La mirada de la mujer se endureció mientras entreabría los labios.
—Oiga, comisario, yo…
—Christine, por favor —intervino Winshaw.
Servaz vio que la esposa daba un respingo. No debía de estar acostumbrada a que su marido asumiera las riendas. En la voz de Oliver Winshaw había un matiz inconfundible: le había gustado oír cómo alguien ponía a su mujer en su sitio, y también le agradaba la perspectiva de encontrarse a solas entre hombres. Servaz se volvió hacia sus dos ayudantes y les indicó que se fueran también.
—No sé si usted tiene derecho estando de servicio, pero yo me tomaría con gusto un whisky —dijo alegremente el anciano cuando se encontraron.
—Pues no me voy a hacer de rogar —repuso, sonriente, Servaz—. Sin hielo, gracias.
Winshaw le dedicó una sonrisa que evidenció la amarillenta marca de la teína. Tenía una mirada tranquila y maliciosa y un cabello largo y ralo. Servaz se levantó y se acercó a la estantería.

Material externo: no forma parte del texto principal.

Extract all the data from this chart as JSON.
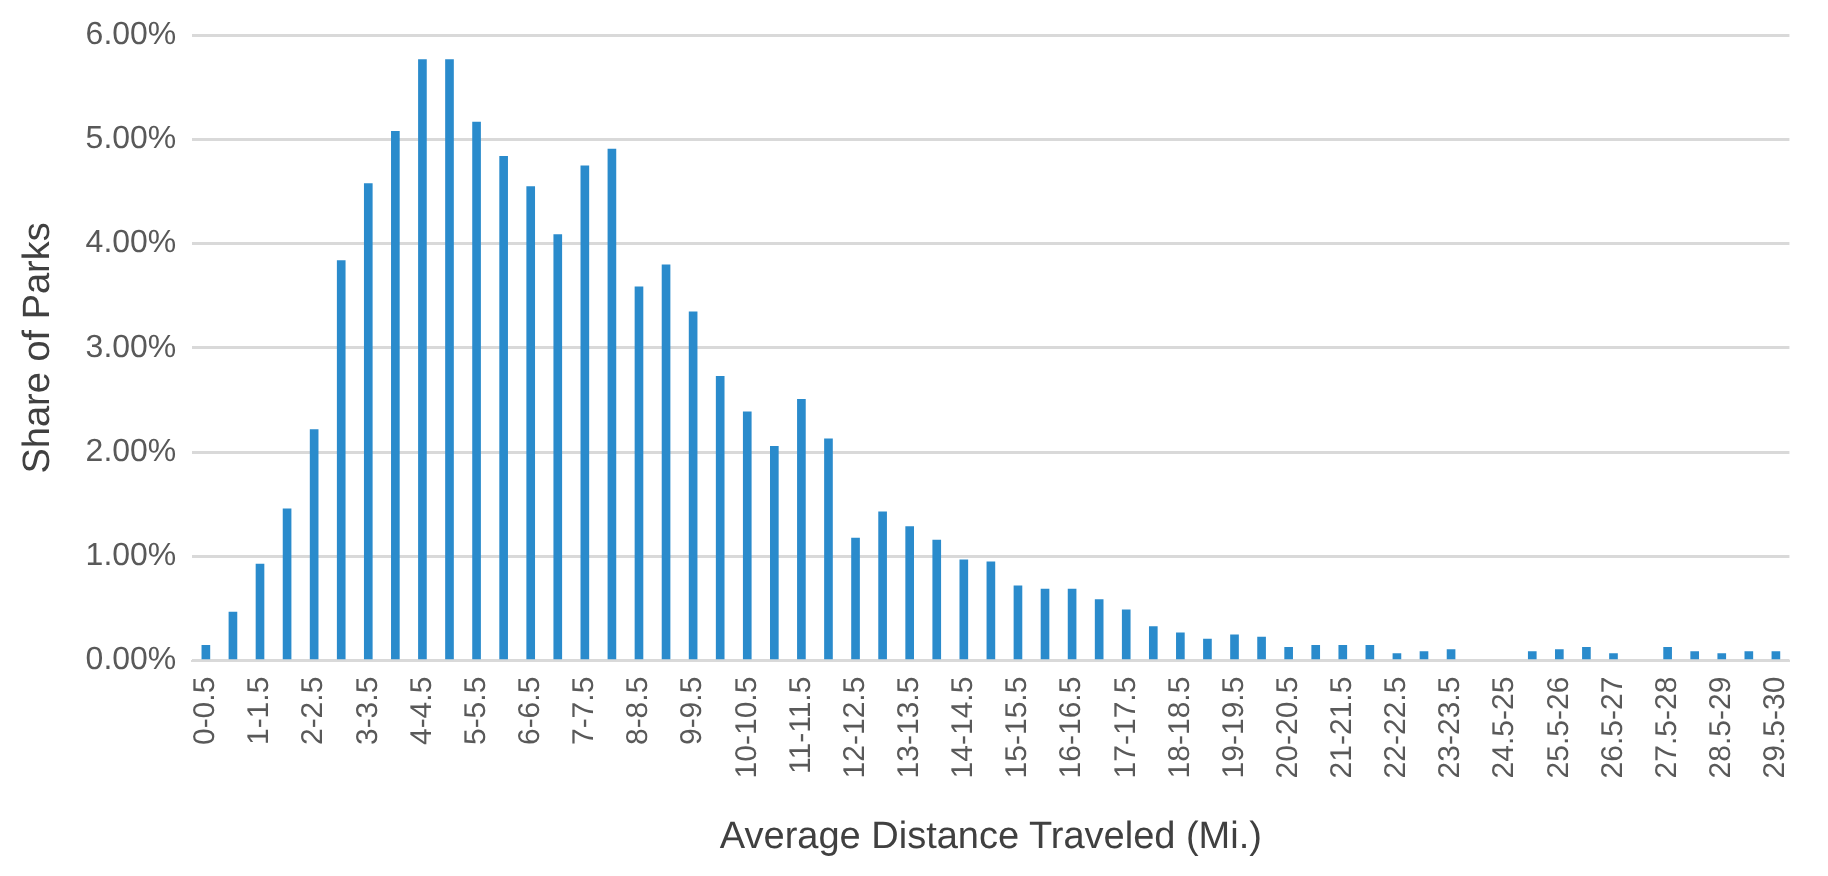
{
  "chart_data": {
    "type": "bar",
    "xlabel": "Average Distance Traveled (Mi.)",
    "ylabel": "Share of Parks",
    "categories": [
      "0-0.5",
      null,
      "1-1.5",
      null,
      "2-2.5",
      null,
      "3-3.5",
      null,
      "4-4.5",
      null,
      "5-5.5",
      null,
      "6-6.5",
      null,
      "7-7.5",
      null,
      "8-8.5",
      null,
      "9-9.5",
      null,
      "10-10.5",
      null,
      "11-11.5",
      null,
      "12-12.5",
      null,
      "13-13.5",
      null,
      "14-14.5",
      null,
      "15-15.5",
      null,
      "16-16.5",
      null,
      "17-17.5",
      null,
      "18-18.5",
      null,
      "19-19.5",
      null,
      "20-20.5",
      null,
      "21-21.5",
      null,
      "22-22.5",
      null,
      "23-23.5",
      null,
      "24.5-25",
      null,
      "25.5-26",
      null,
      "26.5-27",
      null,
      "27.5-28",
      null,
      "28.5-29",
      null,
      "29.5-30"
    ],
    "values": [
      0.15,
      0.47,
      0.93,
      1.46,
      2.22,
      3.84,
      4.58,
      5.08,
      5.77,
      5.77,
      5.17,
      4.84,
      4.55,
      4.09,
      4.75,
      4.91,
      3.59,
      3.8,
      3.35,
      2.73,
      2.39,
      2.06,
      2.51,
      2.13,
      1.18,
      1.43,
      1.29,
      1.16,
      0.97,
      0.95,
      0.72,
      0.69,
      0.69,
      0.59,
      0.49,
      0.33,
      0.27,
      0.21,
      0.25,
      0.23,
      0.13,
      0.15,
      0.15,
      0.15,
      0.07,
      0.09,
      0.11,
      0,
      0,
      0.09,
      0.11,
      0.13,
      0.07,
      0,
      0.13,
      0.09,
      0.07,
      0.09,
      0.09
    ],
    "color": "#2a8bcc",
    "ylim": [
      0,
      6
    ],
    "yticks": [
      {
        "value": 0,
        "label": "0.00%"
      },
      {
        "value": 1,
        "label": "1.00%"
      },
      {
        "value": 2,
        "label": "2.00%"
      },
      {
        "value": 3,
        "label": "3.00%"
      },
      {
        "value": 4,
        "label": "4.00%"
      },
      {
        "value": 5,
        "label": "5.00%"
      },
      {
        "value": 6,
        "label": "6.00%"
      }
    ],
    "grid": "y"
  }
}
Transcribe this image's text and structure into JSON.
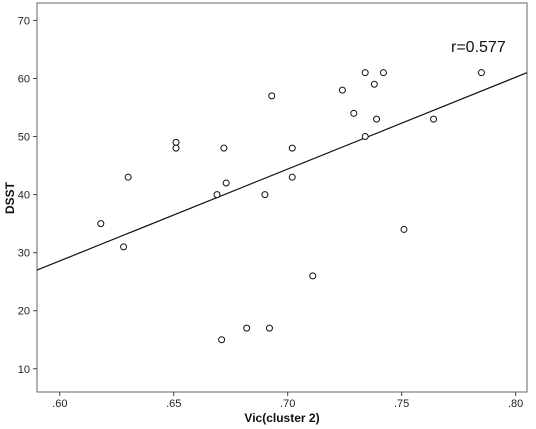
{
  "chart_data": {
    "type": "scatter",
    "title": "",
    "xlabel": "Vic(cluster 2)",
    "ylabel": "DSST",
    "xlim": [
      0.59,
      0.805
    ],
    "ylim": [
      6,
      73
    ],
    "xticks": [
      0.6,
      0.65,
      0.7,
      0.75,
      0.8
    ],
    "xtick_labels": [
      ".60",
      ".65",
      ".70",
      ".75",
      ".80"
    ],
    "yticks": [
      10,
      20,
      30,
      40,
      50,
      60,
      70
    ],
    "ytick_labels": [
      "10",
      "20",
      "30",
      "40",
      "50",
      "60",
      "70"
    ],
    "grid": false,
    "annotation": "r=0.577",
    "fit_line": {
      "x": [
        0.59,
        0.805
      ],
      "y": [
        27,
        61
      ]
    },
    "points": [
      {
        "x": 0.618,
        "y": 35
      },
      {
        "x": 0.628,
        "y": 31
      },
      {
        "x": 0.63,
        "y": 43
      },
      {
        "x": 0.651,
        "y": 49
      },
      {
        "x": 0.651,
        "y": 48
      },
      {
        "x": 0.669,
        "y": 40
      },
      {
        "x": 0.671,
        "y": 15
      },
      {
        "x": 0.672,
        "y": 48
      },
      {
        "x": 0.673,
        "y": 42
      },
      {
        "x": 0.682,
        "y": 17
      },
      {
        "x": 0.69,
        "y": 40
      },
      {
        "x": 0.692,
        "y": 17
      },
      {
        "x": 0.693,
        "y": 57
      },
      {
        "x": 0.702,
        "y": 48
      },
      {
        "x": 0.702,
        "y": 43
      },
      {
        "x": 0.711,
        "y": 26
      },
      {
        "x": 0.724,
        "y": 58
      },
      {
        "x": 0.729,
        "y": 54
      },
      {
        "x": 0.734,
        "y": 61
      },
      {
        "x": 0.734,
        "y": 50
      },
      {
        "x": 0.738,
        "y": 59
      },
      {
        "x": 0.739,
        "y": 53
      },
      {
        "x": 0.742,
        "y": 61
      },
      {
        "x": 0.751,
        "y": 34
      },
      {
        "x": 0.764,
        "y": 53
      },
      {
        "x": 0.785,
        "y": 61
      }
    ]
  }
}
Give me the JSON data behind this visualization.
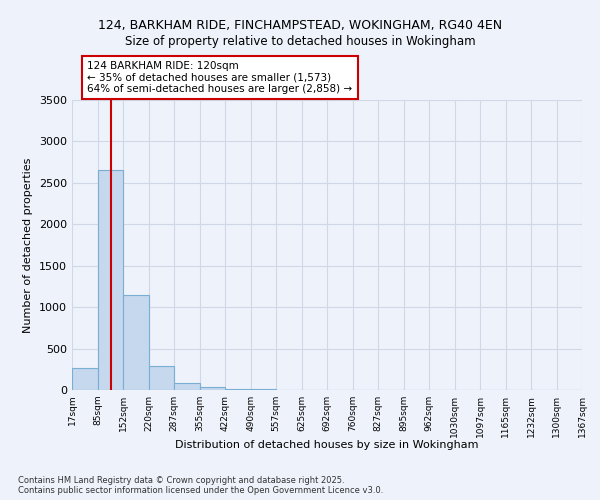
{
  "title_line1": "124, BARKHAM RIDE, FINCHAMPSTEAD, WOKINGHAM, RG40 4EN",
  "title_line2": "Size of property relative to detached houses in Wokingham",
  "xlabel": "Distribution of detached houses by size in Wokingham",
  "ylabel": "Number of detached properties",
  "bar_color": "#c5d8ee",
  "bar_edge_color": "#7aafd4",
  "background_color": "#eef2fa",
  "grid_color": "#d0d8e8",
  "bin_edges": [
    17,
    85,
    152,
    220,
    287,
    355,
    422,
    490,
    557,
    625,
    692,
    760,
    827,
    895,
    962,
    1030,
    1097,
    1165,
    1232,
    1300,
    1367
  ],
  "bar_heights": [
    270,
    2650,
    1150,
    290,
    80,
    35,
    15,
    7,
    4,
    2,
    2,
    1,
    1,
    1,
    1,
    1,
    0,
    0,
    0,
    0
  ],
  "property_size": 120,
  "red_line_color": "#cc0000",
  "annotation_text": "124 BARKHAM RIDE: 120sqm\n← 35% of detached houses are smaller (1,573)\n64% of semi-detached houses are larger (2,858) →",
  "annotation_box_color": "#ffffff",
  "annotation_box_edge": "#cc0000",
  "ylim": [
    0,
    3500
  ],
  "yticks": [
    0,
    500,
    1000,
    1500,
    2000,
    2500,
    3000,
    3500
  ],
  "footnote": "Contains HM Land Registry data © Crown copyright and database right 2025.\nContains public sector information licensed under the Open Government Licence v3.0.",
  "tick_labels": [
    "17sqm",
    "85sqm",
    "152sqm",
    "220sqm",
    "287sqm",
    "355sqm",
    "422sqm",
    "490sqm",
    "557sqm",
    "625sqm",
    "692sqm",
    "760sqm",
    "827sqm",
    "895sqm",
    "962sqm",
    "1030sqm",
    "1097sqm",
    "1165sqm",
    "1232sqm",
    "1300sqm",
    "1367sqm"
  ]
}
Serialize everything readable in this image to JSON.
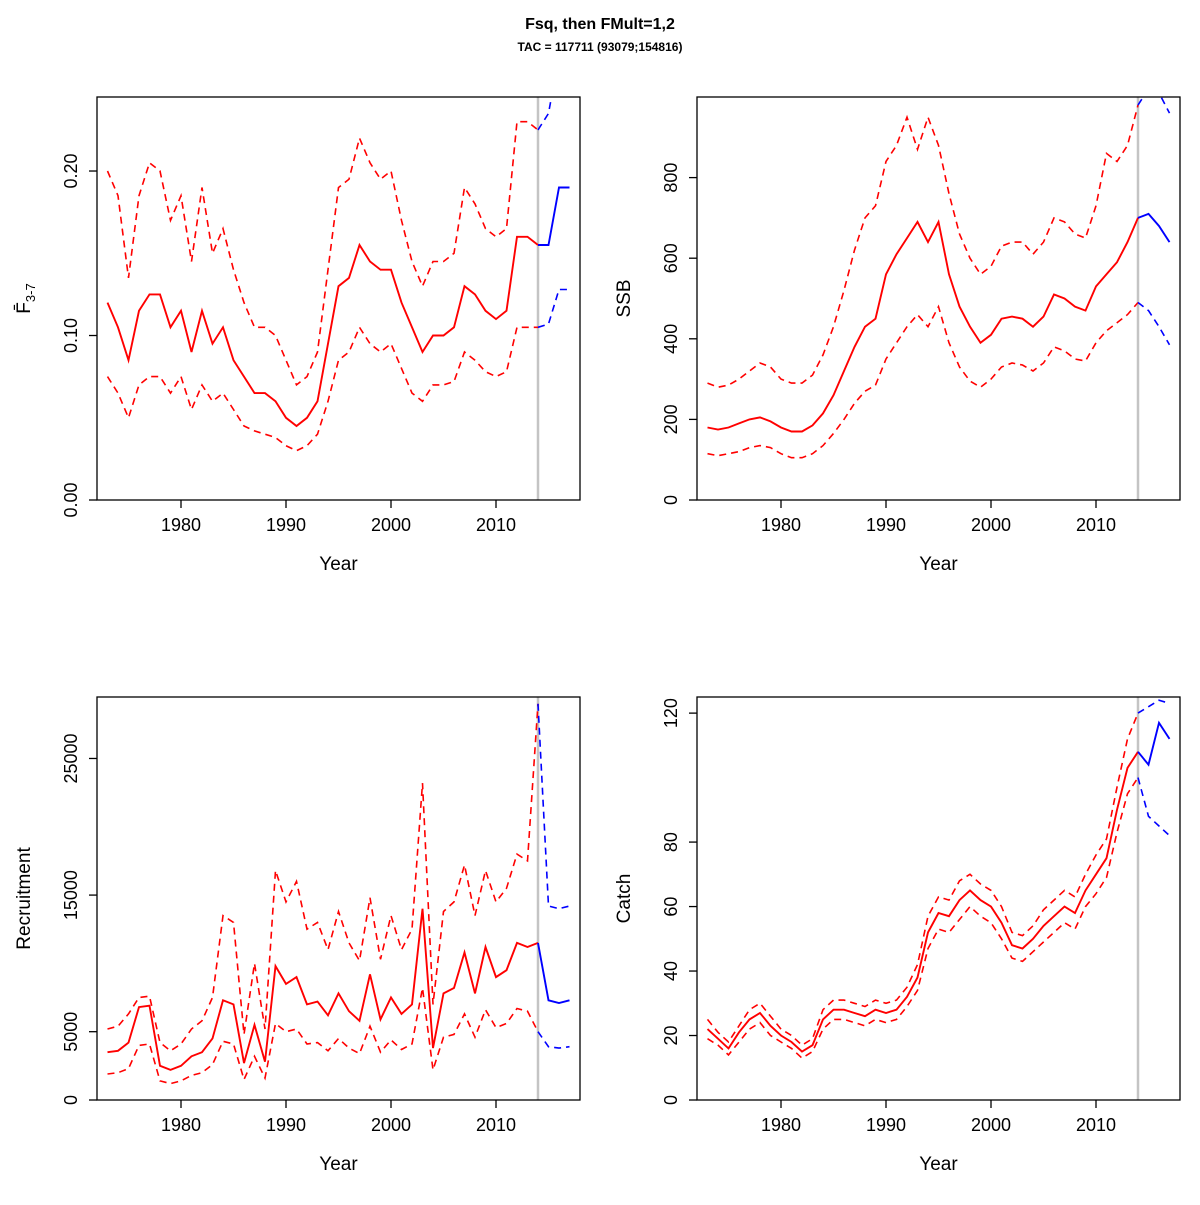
{
  "title": "Fsq, then FMult=1,2",
  "subtitle": "TAC = 117711 (93079;154816)",
  "colors": {
    "historical": "#ff0000",
    "forecast": "#0000ff",
    "forecast_divider": "#c4c4c4",
    "axis": "#000000"
  },
  "forecast_start_year": 2014,
  "years_hist": [
    1973,
    1974,
    1975,
    1976,
    1977,
    1978,
    1979,
    1980,
    1981,
    1982,
    1983,
    1984,
    1985,
    1986,
    1987,
    1988,
    1989,
    1990,
    1991,
    1992,
    1993,
    1994,
    1995,
    1996,
    1997,
    1998,
    1999,
    2000,
    2001,
    2002,
    2003,
    2004,
    2005,
    2006,
    2007,
    2008,
    2009,
    2010,
    2011,
    2012,
    2013,
    2014
  ],
  "years_forecast": [
    2014,
    2015,
    2016,
    2017
  ],
  "chart_data": [
    {
      "id": "fbar",
      "type": "line",
      "title": "",
      "xlabel": "Year",
      "ylabel": "F̄",
      "ylabel_sub": "3-7",
      "xlim": [
        1972,
        2018
      ],
      "ylim": [
        0,
        0.245
      ],
      "xticks": [
        1980,
        1990,
        2000,
        2010
      ],
      "yticks": [
        0,
        0.1,
        0.2
      ],
      "ytick_labels": [
        "0.00",
        "0.10",
        "0.20"
      ],
      "series": [
        {
          "name": "median-historical",
          "color": "red",
          "dash": false,
          "period": "hist",
          "y": [
            0.12,
            0.105,
            0.085,
            0.115,
            0.125,
            0.125,
            0.105,
            0.115,
            0.09,
            0.115,
            0.095,
            0.105,
            0.085,
            0.075,
            0.065,
            0.065,
            0.06,
            0.05,
            0.045,
            0.05,
            0.06,
            0.095,
            0.13,
            0.135,
            0.155,
            0.145,
            0.14,
            0.14,
            0.12,
            0.105,
            0.09,
            0.1,
            0.1,
            0.105,
            0.13,
            0.125,
            0.115,
            0.11,
            0.115,
            0.16,
            0.16,
            0.155
          ]
        },
        {
          "name": "upper-historical",
          "color": "red",
          "dash": true,
          "period": "hist",
          "y": [
            0.2,
            0.185,
            0.135,
            0.185,
            0.205,
            0.2,
            0.17,
            0.185,
            0.145,
            0.19,
            0.15,
            0.165,
            0.14,
            0.12,
            0.105,
            0.105,
            0.1,
            0.085,
            0.07,
            0.075,
            0.09,
            0.14,
            0.19,
            0.195,
            0.22,
            0.205,
            0.195,
            0.2,
            0.17,
            0.145,
            0.13,
            0.145,
            0.145,
            0.15,
            0.19,
            0.18,
            0.165,
            0.16,
            0.165,
            0.23,
            0.23,
            0.225
          ]
        },
        {
          "name": "lower-historical",
          "color": "red",
          "dash": true,
          "period": "hist",
          "y": [
            0.075,
            0.065,
            0.05,
            0.07,
            0.075,
            0.075,
            0.065,
            0.075,
            0.055,
            0.07,
            0.06,
            0.065,
            0.055,
            0.045,
            0.042,
            0.04,
            0.038,
            0.033,
            0.03,
            0.033,
            0.04,
            0.06,
            0.085,
            0.09,
            0.105,
            0.095,
            0.09,
            0.095,
            0.08,
            0.065,
            0.06,
            0.07,
            0.07,
            0.072,
            0.09,
            0.085,
            0.078,
            0.075,
            0.078,
            0.105,
            0.105,
            0.105
          ]
        },
        {
          "name": "median-forecast",
          "color": "blue",
          "dash": false,
          "period": "forecast",
          "y": [
            0.155,
            0.155,
            0.19,
            0.19
          ]
        },
        {
          "name": "upper-forecast",
          "color": "blue",
          "dash": true,
          "period": "forecast",
          "y": [
            0.225,
            0.235,
            0.27,
            0.27
          ]
        },
        {
          "name": "lower-forecast",
          "color": "blue",
          "dash": true,
          "period": "forecast",
          "y": [
            0.105,
            0.107,
            0.128,
            0.128
          ]
        }
      ]
    },
    {
      "id": "ssb",
      "type": "line",
      "title": "",
      "xlabel": "Year",
      "ylabel": "SSB",
      "xlim": [
        1972,
        2018
      ],
      "ylim": [
        0,
        1000
      ],
      "xticks": [
        1980,
        1990,
        2000,
        2010
      ],
      "yticks": [
        0,
        200,
        400,
        600,
        800
      ],
      "ytick_labels": [
        "0",
        "200",
        "400",
        "600",
        "800"
      ],
      "series": [
        {
          "name": "median-historical",
          "color": "red",
          "dash": false,
          "period": "hist",
          "y": [
            180,
            175,
            180,
            190,
            200,
            205,
            195,
            180,
            170,
            170,
            185,
            215,
            260,
            320,
            380,
            430,
            450,
            560,
            610,
            650,
            690,
            640,
            690,
            560,
            480,
            430,
            390,
            410,
            450,
            455,
            450,
            430,
            455,
            510,
            500,
            480,
            470,
            530,
            560,
            590,
            640,
            700
          ]
        },
        {
          "name": "upper-historical",
          "color": "red",
          "dash": true,
          "period": "hist",
          "y": [
            290,
            280,
            285,
            300,
            320,
            340,
            330,
            300,
            290,
            290,
            310,
            360,
            430,
            520,
            620,
            700,
            730,
            840,
            880,
            950,
            870,
            950,
            880,
            760,
            660,
            600,
            560,
            580,
            630,
            640,
            640,
            610,
            640,
            700,
            690,
            660,
            650,
            730,
            860,
            840,
            880,
            980
          ]
        },
        {
          "name": "lower-historical",
          "color": "red",
          "dash": true,
          "period": "hist",
          "y": [
            115,
            110,
            115,
            120,
            130,
            135,
            130,
            115,
            105,
            105,
            115,
            135,
            165,
            200,
            240,
            270,
            285,
            350,
            390,
            430,
            460,
            430,
            480,
            390,
            330,
            295,
            280,
            300,
            330,
            340,
            335,
            320,
            340,
            380,
            370,
            350,
            345,
            390,
            420,
            440,
            460,
            490
          ]
        },
        {
          "name": "median-forecast",
          "color": "blue",
          "dash": false,
          "period": "forecast",
          "y": [
            700,
            710,
            680,
            640
          ]
        },
        {
          "name": "upper-forecast",
          "color": "blue",
          "dash": true,
          "period": "forecast",
          "y": [
            980,
            1020,
            1010,
            960
          ]
        },
        {
          "name": "lower-forecast",
          "color": "blue",
          "dash": true,
          "period": "forecast",
          "y": [
            490,
            470,
            430,
            385
          ]
        }
      ]
    },
    {
      "id": "recruitment",
      "type": "line",
      "title": "",
      "xlabel": "Year",
      "ylabel": "Recruitment",
      "xlim": [
        1972,
        2018
      ],
      "ylim": [
        0,
        29500
      ],
      "xticks": [
        1980,
        1990,
        2000,
        2010
      ],
      "yticks": [
        0,
        5000,
        15000,
        25000
      ],
      "ytick_labels": [
        "0",
        "5000",
        "15000",
        "25000"
      ],
      "series": [
        {
          "name": "median-historical",
          "color": "red",
          "dash": false,
          "period": "hist",
          "y": [
            3500,
            3600,
            4200,
            6800,
            6900,
            2500,
            2200,
            2500,
            3200,
            3500,
            4500,
            7300,
            7000,
            2700,
            5500,
            2800,
            9800,
            8500,
            9000,
            7000,
            7200,
            6200,
            7800,
            6500,
            5800,
            9200,
            5900,
            7500,
            6300,
            7000,
            14000,
            3800,
            7800,
            8200,
            10800,
            7800,
            11200,
            9000,
            9500,
            11500,
            11200,
            11500
          ]
        },
        {
          "name": "upper-historical",
          "color": "red",
          "dash": true,
          "period": "hist",
          "y": [
            5200,
            5400,
            6300,
            7500,
            7600,
            4200,
            3600,
            4100,
            5200,
            5800,
            7500,
            13500,
            13000,
            4800,
            10000,
            5200,
            16800,
            14500,
            16000,
            12500,
            13000,
            11000,
            13800,
            11500,
            10200,
            14800,
            10300,
            13500,
            11000,
            12500,
            23200,
            7000,
            13800,
            14500,
            17200,
            13500,
            16800,
            14500,
            15500,
            18000,
            17500,
            29000
          ]
        },
        {
          "name": "lower-historical",
          "color": "red",
          "dash": true,
          "period": "hist",
          "y": [
            1900,
            2000,
            2300,
            4000,
            4100,
            1400,
            1200,
            1400,
            1800,
            2000,
            2600,
            4300,
            4100,
            1500,
            3200,
            1600,
            5600,
            5000,
            5200,
            4100,
            4200,
            3600,
            4500,
            3800,
            3400,
            5400,
            3500,
            4400,
            3700,
            4100,
            8200,
            2200,
            4600,
            4800,
            6300,
            4600,
            6600,
            5300,
            5600,
            6700,
            6500,
            5000
          ]
        },
        {
          "name": "median-forecast",
          "color": "blue",
          "dash": false,
          "period": "forecast",
          "y": [
            11500,
            7300,
            7100,
            7300
          ]
        },
        {
          "name": "upper-forecast",
          "color": "blue",
          "dash": true,
          "period": "forecast",
          "y": [
            29000,
            14200,
            14000,
            14200
          ]
        },
        {
          "name": "lower-forecast",
          "color": "blue",
          "dash": true,
          "period": "forecast",
          "y": [
            5000,
            3900,
            3800,
            3900
          ]
        }
      ]
    },
    {
      "id": "catch",
      "type": "line",
      "title": "",
      "xlabel": "Year",
      "ylabel": "Catch",
      "xlim": [
        1972,
        2018
      ],
      "ylim": [
        0,
        125
      ],
      "xticks": [
        1980,
        1990,
        2000,
        2010
      ],
      "yticks": [
        0,
        20,
        40,
        60,
        80,
        120
      ],
      "ytick_labels": [
        "0",
        "20",
        "40",
        "60",
        "80",
        "120"
      ],
      "series": [
        {
          "name": "median-historical",
          "color": "red",
          "dash": false,
          "period": "hist",
          "y": [
            22,
            19,
            16,
            21,
            25,
            27,
            23,
            20,
            18,
            15,
            17,
            25,
            28,
            28,
            27,
            26,
            28,
            27,
            28,
            32,
            38,
            52,
            58,
            57,
            62,
            65,
            62,
            60,
            55,
            48,
            47,
            50,
            54,
            57,
            60,
            58,
            65,
            70,
            75,
            90,
            103,
            108
          ]
        },
        {
          "name": "upper-historical",
          "color": "red",
          "dash": true,
          "period": "hist",
          "y": [
            25,
            21,
            18,
            23,
            28,
            30,
            26,
            22,
            20,
            17,
            19,
            28,
            31,
            31,
            30,
            29,
            31,
            30,
            31,
            35,
            42,
            57,
            63,
            62,
            68,
            70,
            67,
            65,
            60,
            52,
            51,
            54,
            59,
            62,
            65,
            63,
            70,
            76,
            81,
            97,
            112,
            120
          ]
        },
        {
          "name": "lower-historical",
          "color": "red",
          "dash": true,
          "period": "hist",
          "y": [
            19,
            17,
            14,
            18,
            22,
            24,
            20,
            18,
            16,
            13,
            15,
            22,
            25,
            25,
            24,
            23,
            25,
            24,
            25,
            29,
            34,
            47,
            53,
            52,
            56,
            60,
            57,
            55,
            50,
            44,
            43,
            46,
            49,
            52,
            55,
            53,
            60,
            64,
            69,
            83,
            95,
            100
          ]
        },
        {
          "name": "median-forecast",
          "color": "blue",
          "dash": false,
          "period": "forecast",
          "y": [
            108,
            104,
            117,
            112
          ]
        },
        {
          "name": "upper-forecast",
          "color": "blue",
          "dash": true,
          "period": "forecast",
          "y": [
            120,
            122,
            124,
            123
          ]
        },
        {
          "name": "lower-forecast",
          "color": "blue",
          "dash": true,
          "period": "forecast",
          "y": [
            100,
            88,
            85,
            82
          ]
        }
      ]
    }
  ]
}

El paraíso perdido, La balada del viejo marinero, Hyperion, La caza del snark, La tierra baldía
… Allí se sucedían metros y metros de poesía inglesa.
—¿Le interesa la poesía, comandante?
Servaz tomó la copa que le ofrecía. El primer trago descendió como fuego. Era bueno, con un regusto ahumado muy marcado.
—La latina solamente.
—¿Hizo estudios universitarios?
—De letras, hace mucho.
Winshaw asintió vigorosamente con la cabeza en señal de aprobación.
—No hay nada como la poesía para expresar la incapacidad del hombre para aprehender el sentido de nuestro paso en esta tierra —dijo—. Aun así, si le dejan libre elección, la humanidad siempre preferirá el fútbol a Victor Hugo.